You can absolutely run composite video over RG-59 or RG-6 without any trouble up to a few hundred feet in my experience. (Analog style security cameras utilize composite connections and run hundreds of feet.) You could even use a video amp to extend further.
Also consider that when you encode/compress the stream for broadcasting, you are essentially throwing away a lot of the original quality. There are two ways to look at this, 1… Start with the highest quality image possible because you are going to loose a lot of quality in the codec. Also, the less noise in the input signal, the better the codec will perform. 2… The input image quality doesn't matter because the output is still going to look poor by comparison. You may be in the 1st group or the 2nd group.
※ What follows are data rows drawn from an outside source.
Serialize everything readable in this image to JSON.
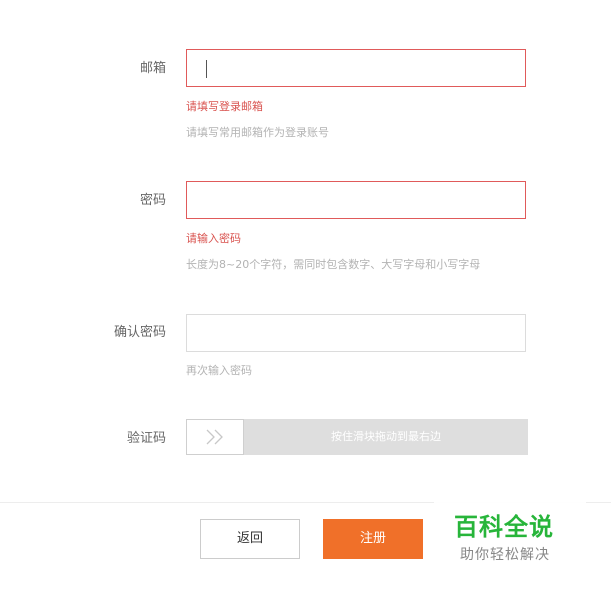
{
  "form": {
    "email": {
      "label": "邮箱",
      "value": "",
      "error": "请填写登录邮箱",
      "hint": "请填写常用邮箱作为登录账号"
    },
    "password": {
      "label": "密码",
      "value": "",
      "error": "请输入密码",
      "hint": "长度为8~20个字符，需同时包含数字、大写字母和小写字母"
    },
    "confirm": {
      "label": "确认密码",
      "value": "",
      "hint": "再次输入密码"
    },
    "captcha": {
      "label": "验证码",
      "slider_text": "按住滑块拖动到最右边",
      "handle_icon": "double-chevron-right-icon"
    }
  },
  "actions": {
    "back_label": "返回",
    "register_label": "注册"
  },
  "watermark": {
    "title": "百科全说",
    "subtitle": "助你轻松解决"
  },
  "colors": {
    "error": "#e05a5a",
    "accent": "#f07029",
    "watermark": "#27b53a"
  }
}
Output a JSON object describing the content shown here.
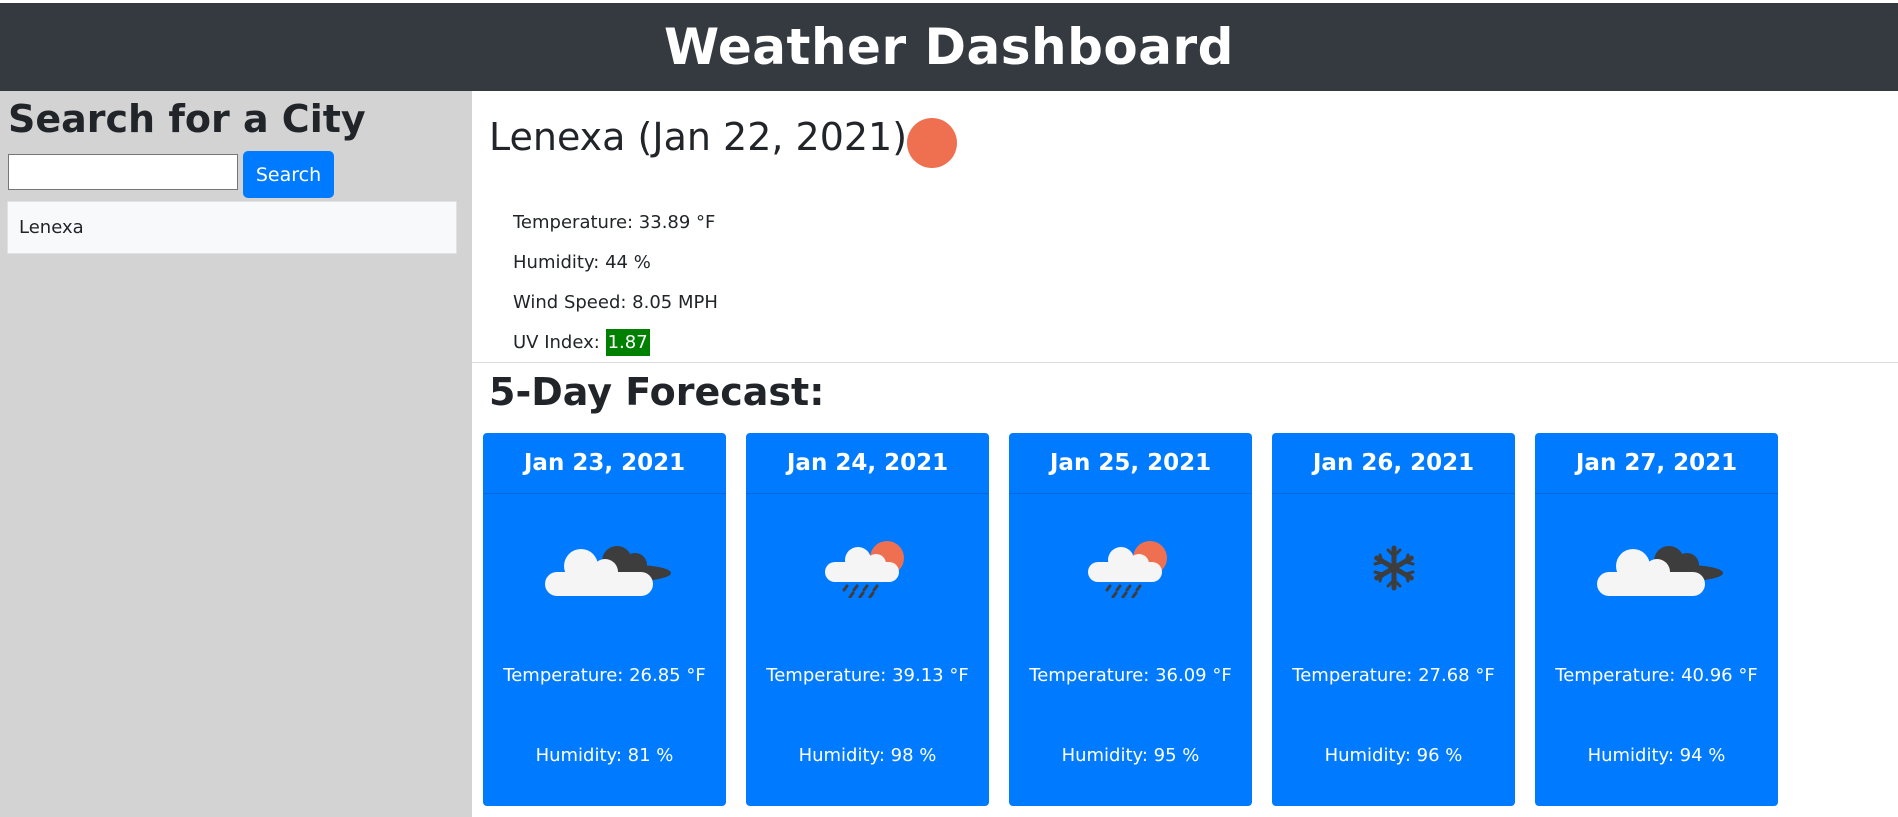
{
  "header": {
    "title": "Weather Dashboard"
  },
  "sidebar": {
    "heading": "Search for a City",
    "search": {
      "value": "",
      "placeholder": "",
      "button_label": "Search"
    },
    "history": [
      "Lenexa"
    ]
  },
  "current": {
    "title": "Lenexa (Jan 22, 2021)",
    "icon": "sun-icon",
    "temperature": "Temperature: 33.89 °F",
    "humidity": "Humidity: 44 %",
    "wind": "Wind Speed: 8.05 MPH",
    "uv_label": "UV Index: ",
    "uv_value": "1.87",
    "uv_color": "#008000"
  },
  "forecast": {
    "heading": "5-Day Forecast:",
    "days": [
      {
        "date": "Jan 23, 2021",
        "icon": "cloudy-icon",
        "temperature": "Temperature: 26.85 °F",
        "humidity": "Humidity: 81 %"
      },
      {
        "date": "Jan 24, 2021",
        "icon": "rain-sun-icon",
        "temperature": "Temperature: 39.13 °F",
        "humidity": "Humidity: 98 %"
      },
      {
        "date": "Jan 25, 2021",
        "icon": "rain-sun-icon",
        "temperature": "Temperature: 36.09 °F",
        "humidity": "Humidity: 95 %"
      },
      {
        "date": "Jan 26, 2021",
        "icon": "snowflake-icon",
        "temperature": "Temperature: 27.68 °F",
        "humidity": "Humidity: 96 %"
      },
      {
        "date": "Jan 27, 2021",
        "icon": "cloudy-icon",
        "temperature": "Temperature: 40.96 °F",
        "humidity": "Humidity: 94 %"
      }
    ]
  },
  "colors": {
    "header": "#343a40",
    "accent": "#007bff",
    "sidebar": "#d3d3d3",
    "sun": "#ef7050"
  }
}
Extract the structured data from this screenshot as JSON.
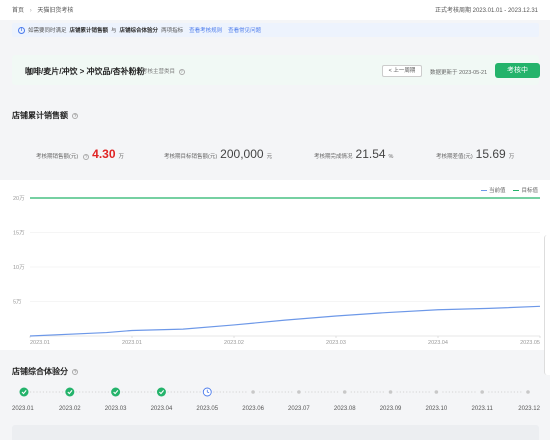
{
  "breadcrumb": {
    "home": "首页",
    "current": "天猫旧货考核"
  },
  "assessment_period": "正式考核周期 2023.01.01 - 2023.12.31",
  "notice": {
    "text1": "如需要同时满足",
    "metric1": "店铺累计销售额",
    "and": "与",
    "metric2": "店铺综合体验分",
    "text2": "两项指标",
    "link1": "查看考核规则",
    "link2": "查看常见问题"
  },
  "category": {
    "title": "咖啡/麦片/冲饮 > 冲饮品/杏补粉粉",
    "sub": "考核主营类目",
    "prev_button": "< 上一周期",
    "updated": "数据更新于 2023-05-21",
    "status": "考核中"
  },
  "sales_section_title": "店铺累计销售额",
  "stats": [
    {
      "label": "考核期销售额(元)",
      "value": "4.30",
      "unit": "万",
      "highlight": true
    },
    {
      "label": "考核期目标销售额(元)",
      "value": "200,000",
      "unit": "元",
      "highlight": false
    },
    {
      "label": "考核期完成情况",
      "value": "21.54",
      "unit": "%",
      "highlight": false
    },
    {
      "label": "考核期差值(元)",
      "value": "15.69",
      "unit": "万",
      "highlight": false
    }
  ],
  "legend": {
    "current": "当前值",
    "target": "目标值"
  },
  "colors": {
    "current": "#6d98e8",
    "target": "#24b36b",
    "primary": "#4b7bec",
    "success": "#24b36b",
    "alert": "#e02424"
  },
  "chart_data": {
    "type": "line",
    "x": [
      "2023.01",
      "2023.01",
      "2023.02",
      "2023.03",
      "2023.04",
      "2023.05"
    ],
    "y_ticks": [
      "5万",
      "10万",
      "15万",
      "20万"
    ],
    "ylim": [
      0,
      20
    ],
    "series": [
      {
        "name": "当前值",
        "points": [
          [
            0,
            0
          ],
          [
            0.15,
            0.5
          ],
          [
            0.2,
            0.8
          ],
          [
            0.3,
            1.0
          ],
          [
            0.4,
            1.6
          ],
          [
            0.5,
            2.3
          ],
          [
            0.6,
            2.9
          ],
          [
            0.7,
            3.4
          ],
          [
            0.8,
            3.8
          ],
          [
            0.9,
            4.0
          ],
          [
            1.0,
            4.3
          ]
        ]
      },
      {
        "name": "目标值",
        "points": [
          [
            0,
            20
          ],
          [
            1,
            20
          ]
        ]
      }
    ]
  },
  "score_section_title": "店铺综合体验分",
  "timeline": {
    "months": [
      "2023.01",
      "2023.02",
      "2023.03",
      "2023.04",
      "2023.05",
      "2023.06",
      "2023.07",
      "2023.08",
      "2023.09",
      "2023.10",
      "2023.11",
      "2023.12"
    ],
    "statuses": [
      "done",
      "done",
      "done",
      "done",
      "current",
      "pending",
      "pending",
      "pending",
      "pending",
      "pending",
      "pending",
      "pending"
    ]
  }
}
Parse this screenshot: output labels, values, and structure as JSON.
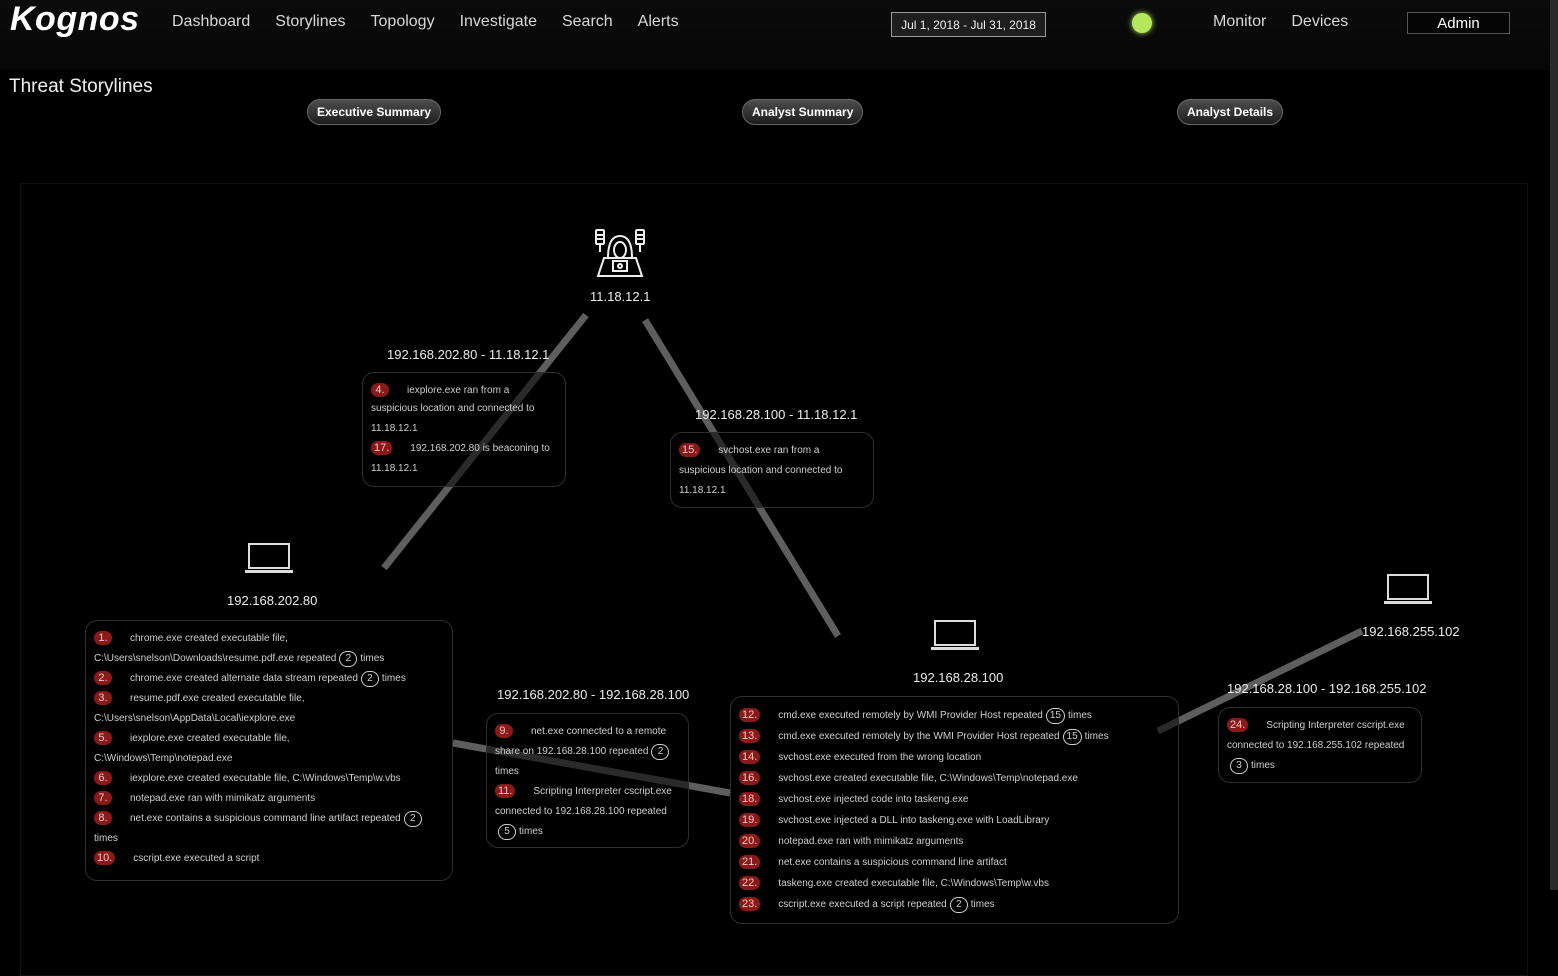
{
  "app": {
    "logo": "Kognos"
  },
  "nav": {
    "left": [
      "Dashboard",
      "Storylines",
      "Topology",
      "Investigate",
      "Search",
      "Alerts"
    ],
    "right": [
      "Monitor",
      "Devices"
    ],
    "date_range": "Jul 1, 2018 - Jul 31, 2018",
    "status_color": "#b4e75d",
    "user": "Admin"
  },
  "page": {
    "title": "Threat Storylines",
    "views": [
      "Executive Summary",
      "Analyst Summary",
      "Analyst Details"
    ]
  },
  "nodes": {
    "attacker": {
      "ip": "11.18.12.1",
      "icon": "hacker-icon"
    },
    "host_a": {
      "ip": "192.168.202.80",
      "icon": "laptop-icon"
    },
    "host_b": {
      "ip": "192.168.28.100",
      "icon": "laptop-icon"
    },
    "host_c": {
      "ip": "192.168.255.102",
      "icon": "laptop-icon"
    }
  },
  "edges": {
    "a_attacker": "192.168.202.80 - 11.18.12.1",
    "b_attacker": "192.168.28.100 - 11.18.12.1",
    "a_b": "192.168.202.80 - 192.168.28.100",
    "b_c": "192.168.28.100 - 192.168.255.102"
  },
  "events": {
    "edge_a_attacker": [
      {
        "n": "4.",
        "pre": "iexplore.exe ran from a",
        "rest": "suspicious location and connected to 11.18.12.1"
      },
      {
        "n": "17.",
        "pre": "192.168.202.80 is beaconing to",
        "rest": "11.18.12.1"
      }
    ],
    "edge_b_attacker": [
      {
        "n": "15.",
        "pre": "svchost.exe ran from a",
        "rest": "suspicious location and connected to 11.18.12.1"
      }
    ],
    "host_a": [
      {
        "n": "1.",
        "t1": "chrome.exe created executable file,",
        "t2": "C:\\Users\\snelson\\Downloads\\resume.pdf.exe repeated",
        "c": "2",
        "t3": "times"
      },
      {
        "n": "2.",
        "t1": "chrome.exe created alternate data stream repeated",
        "c": "2",
        "t3": "times"
      },
      {
        "n": "3.",
        "t1": "resume.pdf.exe created executable file,",
        "t2": "C:\\Users\\snelson\\AppData\\Local\\iexplore.exe"
      },
      {
        "n": "5.",
        "t1": "iexplore.exe created executable file,",
        "t2": "C:\\Windows\\Temp\\notepad.exe"
      },
      {
        "n": "6.",
        "t1": "iexplore.exe created executable file, C:\\Windows\\Temp\\w.vbs"
      },
      {
        "n": "7.",
        "t1": "notepad.exe ran with mimikatz arguments"
      },
      {
        "n": "8.",
        "t1": "net.exe contains a suspicious command line artifact repeated",
        "c": "2",
        "t4": "times"
      },
      {
        "n": "10.",
        "t1": "cscript.exe executed a script"
      }
    ],
    "edge_a_b": [
      {
        "n": "9.",
        "t1": "net.exe connected to a remote",
        "t2": "share on 192.168.28.100 repeated",
        "c": "2",
        "t4": "times"
      },
      {
        "n": "11.",
        "t1": "Scripting Interpreter cscript.exe",
        "t2": "connected to 192.168.28.100 repeated",
        "c": "5",
        "t3": "times"
      }
    ],
    "host_b": [
      {
        "n": "12.",
        "t1": "cmd.exe executed remotely by WMI Provider Host repeated",
        "c": "15",
        "t3": "times"
      },
      {
        "n": "13.",
        "t1": "cmd.exe executed remotely by the WMI Provider Host repeated",
        "c": "15",
        "t3": "times"
      },
      {
        "n": "14.",
        "t1": "svchost.exe executed from the wrong location"
      },
      {
        "n": "16.",
        "t1": "svchost.exe created executable file, C:\\Windows\\Temp\\notepad.exe"
      },
      {
        "n": "18.",
        "t1": "svchost.exe injected code into taskeng.exe"
      },
      {
        "n": "19.",
        "t1": "svchost.exe injected a DLL into taskeng.exe with LoadLibrary"
      },
      {
        "n": "20.",
        "t1": "notepad.exe ran with mimikatz arguments"
      },
      {
        "n": "21.",
        "t1": "net.exe contains a suspicious command line artifact"
      },
      {
        "n": "22.",
        "t1": "taskeng.exe created executable file, C:\\Windows\\Temp\\w.vbs"
      },
      {
        "n": "23.",
        "t1": "cscript.exe executed a script repeated",
        "c": "2",
        "t3": "times"
      }
    ],
    "edge_b_c": [
      {
        "n": "24.",
        "t1": "Scripting Interpreter cscript.exe",
        "t2": "connected to 192.168.255.102 repeated",
        "c": "3",
        "t3": "times"
      }
    ]
  },
  "colors": {
    "accent_num": "#8a1a1a",
    "link": "#5e5e5e"
  }
}
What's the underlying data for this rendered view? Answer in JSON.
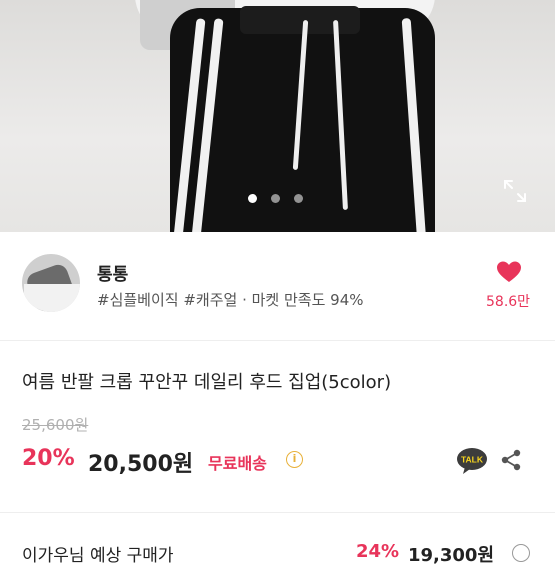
{
  "product_image": {
    "carousel_dots": [
      "1",
      "2",
      "3"
    ],
    "active_dot": 0
  },
  "seller": {
    "name": "통통",
    "tags": "#심플베이직 #캐주얼 · 마켓 만족도 94%",
    "likes": "58.6만"
  },
  "product": {
    "title": "여름 반팔 크롭 꾸안꾸 데일리 후드 집업(5color)",
    "original_price": "25,600원",
    "discount": "20%",
    "price": "20,500원",
    "free_shipping": "무료배송",
    "info_symbol": "i"
  },
  "actions": {
    "talk_label": "TALK"
  },
  "bottom": {
    "label": "이가우님 예상 구매가",
    "discount": "24%",
    "price": "19,300원"
  },
  "colors": {
    "accent": "#e8345a",
    "info": "#e8b13a",
    "talk_bg": "#3c3c3c",
    "talk_text": "#f7d51d"
  },
  "icons": {
    "expand": "expand-icon",
    "heart": "heart-icon",
    "share": "share-icon",
    "talk": "kakao-talk-icon",
    "info": "info-icon"
  }
}
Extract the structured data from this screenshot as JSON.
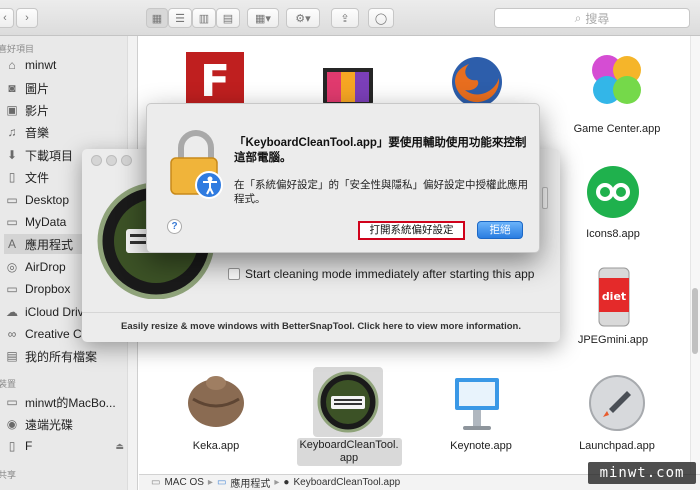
{
  "toolbar": {
    "back_icon": "chevron-left-icon",
    "forward_icon": "chevron-right-icon",
    "search_placeholder": "搜尋"
  },
  "sidebar": {
    "favorites_header": "喜好項目",
    "favorites": [
      {
        "label": "minwt",
        "icon": "home-icon"
      },
      {
        "label": "圖片",
        "icon": "camera-icon"
      },
      {
        "label": "影片",
        "icon": "film-icon"
      },
      {
        "label": "音樂",
        "icon": "music-icon"
      },
      {
        "label": "下載項目",
        "icon": "download-icon"
      },
      {
        "label": "文件",
        "icon": "document-icon"
      },
      {
        "label": "Desktop",
        "icon": "folder-icon"
      },
      {
        "label": "MyData",
        "icon": "folder-icon"
      },
      {
        "label": "應用程式",
        "icon": "applications-icon"
      },
      {
        "label": "AirDrop",
        "icon": "airdrop-icon"
      },
      {
        "label": "Dropbox",
        "icon": "folder-icon"
      },
      {
        "label": "iCloud Drive",
        "icon": "cloud-icon"
      },
      {
        "label": "Creative Cl",
        "icon": "creative-cloud-icon"
      },
      {
        "label": "我的所有檔案",
        "icon": "all-files-icon"
      }
    ],
    "devices_header": "裝置",
    "devices": [
      {
        "label": "minwt的MacBo...",
        "icon": "laptop-icon"
      },
      {
        "label": "遠端光碟",
        "icon": "disc-icon"
      },
      {
        "label": "F",
        "icon": "drive-icon"
      }
    ],
    "shared_header": "共享"
  },
  "apps": [
    {
      "label": "Game Center.app",
      "icon": "game-center-icon"
    },
    {
      "label": "Icons8.app",
      "icon": "icons8-icon"
    },
    {
      "label": "JPEGmini.app",
      "icon": "jpegmini-icon"
    },
    {
      "label": "Keka.app",
      "icon": "keka-icon"
    },
    {
      "label": "KeyboardCleanTool.",
      "label2": "app",
      "icon": "keyboard-clean-icon"
    },
    {
      "label": "Keynote.app",
      "icon": "keynote-icon"
    },
    {
      "label": "Launchpad.app",
      "icon": "launchpad-icon"
    }
  ],
  "pathbar": {
    "items": [
      "MAC OS",
      "應用程式",
      "KeyboardCleanTool.app"
    ],
    "separator": "▸"
  },
  "bettersnap": {
    "checkbox_label": "Start cleaning mode immediately after starting this app",
    "footer": "Easily resize & move windows with BetterSnapTool. Click here to view more information."
  },
  "dialog": {
    "title": "「KeyboardCleanTool.app」要使用輔助使用功能來控制這部電腦。",
    "body": "在「系統偏好設定」的「安全性與隱私」偏好設定中授權此應用程式。",
    "help_label": "?",
    "open_button": "打開系統偏好設定",
    "deny_button": "拒絕",
    "highlight_color": "#d0021b",
    "primary_color": "#2a7de1"
  },
  "watermark": "minwt.com"
}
Another thing to consider is the camera itself. It will affect the image quality far far more than composite vs. s-video vs. component vs. 1394 vs. HDMI. A prosumer 3CCD camera connected via composite over coax will give you a far better image than a consumer 1 CCD camera connected via 1394.
Other things to consider...
- SD or HD?
- How many cameras do you want to use?
- Will you use a video mixer? Digital or Analog?
- How are you feeding the audio into the encoder?
- What are you using for encoding?
- What are you using as a streaming host?
- Size of online audience? If two people are watching
online, that suggests a small investment. If one hundred people are
watching online, that suggests something else.
- How many people are available to run the system if there are multiple cameras?
- Are you recording to DVD or some other media?
- Are you feeding into a CCTV system for nurseries or overflow areas?
That's not an exhaustive list, just what came off the top of my head.
I would advise against using a WiFi camera for this type of application.
If you have other questions let me know.